A bridge with an enclosed lower deck, such as is provided on bridges in Hong Kong, would provide just as good an access as a tunnel would have in any weather.
Most likely not, it would impose major restrictions on the ampacity of the connection due to the difficulty of cooling.
The capacity of a surface connection integrated into a bridge would be much greater than that in a tunnel for this reason.
Worth noting that those were the P95 prices with lots of optimism bias, and that the bridge option was a combined road-rail bridge rather than a rail-only tunnel.
Both options spent an awful lot of money on rail infrastructure that wasn't on the bridge/tunnel.
Indeed the rail connections alone cost two-thirds as much as the bridge itself.
These studies and similar are part of the root of what is wrong with UK Industry, construction and the railways.
Meanwhile in Norway they have long term plans to drive a 1000km highway across multiple fjords to improve connectivity to a city on the end point which is the size of Derby! The largest city on the route is the size of Hull and yet they are looking at submerged floating tunnels, the worlds longest suspension bridge and tunnel/bridge hybrids.
The key issue with construction in the UK (£100m bat tunnels aside) is that our construction sector has small atomised companies who are entirely project focused and filled with sub contractors rather than IP holding and generating companies/authorities.

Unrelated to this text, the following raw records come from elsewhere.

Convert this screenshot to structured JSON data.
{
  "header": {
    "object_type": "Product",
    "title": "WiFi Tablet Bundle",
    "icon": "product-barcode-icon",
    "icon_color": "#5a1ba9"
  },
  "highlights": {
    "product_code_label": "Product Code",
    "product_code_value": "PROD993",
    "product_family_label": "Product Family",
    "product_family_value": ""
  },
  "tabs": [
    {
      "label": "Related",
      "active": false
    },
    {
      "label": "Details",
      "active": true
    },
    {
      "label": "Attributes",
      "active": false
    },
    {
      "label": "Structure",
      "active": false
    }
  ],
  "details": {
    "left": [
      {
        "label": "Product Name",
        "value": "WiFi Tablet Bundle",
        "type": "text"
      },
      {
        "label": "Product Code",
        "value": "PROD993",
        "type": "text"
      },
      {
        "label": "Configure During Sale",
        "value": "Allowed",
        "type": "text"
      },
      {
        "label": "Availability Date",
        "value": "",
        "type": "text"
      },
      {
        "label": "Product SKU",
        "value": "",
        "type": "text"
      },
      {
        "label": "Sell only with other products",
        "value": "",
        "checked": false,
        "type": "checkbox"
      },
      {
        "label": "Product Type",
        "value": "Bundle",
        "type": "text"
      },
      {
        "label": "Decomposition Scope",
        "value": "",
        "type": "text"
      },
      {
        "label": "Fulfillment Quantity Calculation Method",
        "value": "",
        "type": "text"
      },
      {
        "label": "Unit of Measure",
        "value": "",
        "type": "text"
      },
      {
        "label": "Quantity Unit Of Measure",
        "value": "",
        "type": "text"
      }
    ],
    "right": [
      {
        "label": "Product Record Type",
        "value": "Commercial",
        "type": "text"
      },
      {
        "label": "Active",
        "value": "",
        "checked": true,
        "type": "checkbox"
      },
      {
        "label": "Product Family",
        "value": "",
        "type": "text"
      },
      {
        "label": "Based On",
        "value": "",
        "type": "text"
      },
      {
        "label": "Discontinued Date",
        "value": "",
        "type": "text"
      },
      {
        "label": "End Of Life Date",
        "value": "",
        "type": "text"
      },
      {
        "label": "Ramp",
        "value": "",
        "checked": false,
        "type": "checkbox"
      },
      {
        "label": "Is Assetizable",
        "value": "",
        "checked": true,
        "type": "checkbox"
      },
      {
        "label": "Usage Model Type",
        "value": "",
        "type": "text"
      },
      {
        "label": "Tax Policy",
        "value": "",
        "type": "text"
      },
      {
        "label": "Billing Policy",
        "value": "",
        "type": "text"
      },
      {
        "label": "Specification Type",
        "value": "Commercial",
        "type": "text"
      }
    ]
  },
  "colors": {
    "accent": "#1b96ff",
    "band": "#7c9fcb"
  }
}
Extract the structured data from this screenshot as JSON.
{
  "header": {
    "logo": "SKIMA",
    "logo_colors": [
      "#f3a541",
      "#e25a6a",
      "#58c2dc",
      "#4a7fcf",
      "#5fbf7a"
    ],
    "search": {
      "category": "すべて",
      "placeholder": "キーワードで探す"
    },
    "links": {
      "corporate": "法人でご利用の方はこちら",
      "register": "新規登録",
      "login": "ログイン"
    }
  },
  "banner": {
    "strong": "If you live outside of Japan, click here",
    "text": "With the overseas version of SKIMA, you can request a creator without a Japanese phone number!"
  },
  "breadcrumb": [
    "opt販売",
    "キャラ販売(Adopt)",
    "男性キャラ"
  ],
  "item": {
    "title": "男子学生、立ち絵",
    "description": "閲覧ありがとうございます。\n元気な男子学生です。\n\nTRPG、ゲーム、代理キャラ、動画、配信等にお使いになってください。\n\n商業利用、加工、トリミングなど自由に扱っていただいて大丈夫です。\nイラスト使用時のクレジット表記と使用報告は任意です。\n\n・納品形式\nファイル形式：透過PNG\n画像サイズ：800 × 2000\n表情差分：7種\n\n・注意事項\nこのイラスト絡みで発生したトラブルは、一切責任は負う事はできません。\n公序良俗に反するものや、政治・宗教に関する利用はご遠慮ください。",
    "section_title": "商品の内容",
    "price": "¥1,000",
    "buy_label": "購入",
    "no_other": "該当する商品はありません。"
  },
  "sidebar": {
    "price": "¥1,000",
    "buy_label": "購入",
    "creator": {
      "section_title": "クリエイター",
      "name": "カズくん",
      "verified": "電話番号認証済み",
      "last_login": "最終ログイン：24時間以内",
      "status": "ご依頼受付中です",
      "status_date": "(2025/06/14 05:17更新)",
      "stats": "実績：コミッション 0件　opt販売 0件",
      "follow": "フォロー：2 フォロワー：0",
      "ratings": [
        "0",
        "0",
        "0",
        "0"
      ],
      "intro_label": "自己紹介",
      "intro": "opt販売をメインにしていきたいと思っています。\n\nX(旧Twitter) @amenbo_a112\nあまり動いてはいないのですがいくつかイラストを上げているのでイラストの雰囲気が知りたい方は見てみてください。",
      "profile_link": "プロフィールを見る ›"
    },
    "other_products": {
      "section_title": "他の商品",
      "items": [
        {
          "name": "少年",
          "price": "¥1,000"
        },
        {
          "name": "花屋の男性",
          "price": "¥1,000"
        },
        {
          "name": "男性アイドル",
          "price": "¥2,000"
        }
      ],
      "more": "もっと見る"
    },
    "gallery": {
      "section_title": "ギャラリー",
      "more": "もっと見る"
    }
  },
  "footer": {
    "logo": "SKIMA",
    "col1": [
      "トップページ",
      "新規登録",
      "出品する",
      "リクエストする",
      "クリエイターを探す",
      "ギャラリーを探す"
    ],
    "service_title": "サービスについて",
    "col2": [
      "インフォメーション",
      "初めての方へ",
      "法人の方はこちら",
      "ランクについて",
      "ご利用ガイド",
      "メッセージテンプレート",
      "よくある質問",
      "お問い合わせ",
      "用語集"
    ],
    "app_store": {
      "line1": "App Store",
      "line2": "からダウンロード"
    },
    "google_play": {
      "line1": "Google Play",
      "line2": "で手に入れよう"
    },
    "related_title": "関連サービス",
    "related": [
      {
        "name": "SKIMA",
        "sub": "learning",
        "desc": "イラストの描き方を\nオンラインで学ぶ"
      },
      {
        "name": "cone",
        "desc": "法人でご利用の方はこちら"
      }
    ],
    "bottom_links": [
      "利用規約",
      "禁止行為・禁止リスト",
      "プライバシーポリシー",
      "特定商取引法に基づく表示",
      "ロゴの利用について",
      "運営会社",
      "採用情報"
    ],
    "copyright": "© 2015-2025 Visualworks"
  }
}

Norway has the long term goal to build that costal highway and rather than dismiss it as impossible or uneconomic they work at developing the solutions over time to make it economic. If you demand that a project has to make sense today with existing capabilities/assumptions you will never do anything until decades after other places have done it and you will make a pigs ear of doing it when you get around to it. Hence Norway have already built the worlds longest under water road tunnel as part of this scheme for a relatively tiny cost compared to much less ambitious projects in the UK. They have done this with much better paid people too.
Basically you need to do more R&D upfront and you need to be able to make change decisions during the project faster. Compare and contrast the tale of two space towers, NASA's mobile launch tower for its SLS program that has cost billions and is years late vs SpaceX who have built 2 towers capable of catching a rocket booster in a few years with continuous design changes all the way through. The SpaceX one was built quick because they intensively plan in the short term but only have an outline direction in the long term and an annual budget.
Ireland is a rich and under populated country, they could accommodate a vastly greater number of people. The potential for linking the M62 belt of UK cities and Dublin and Belfast into a single region with 2 hour transport between them is absolutely massive. I would suggest that if you built a floating tunnel or bridge directly across from Holyhead, you'd get to the point where you'd see significant economies of volume producing a standardised tunnelling system, which you could then use to do a Belfast to Glasgow/Edinburgh arc.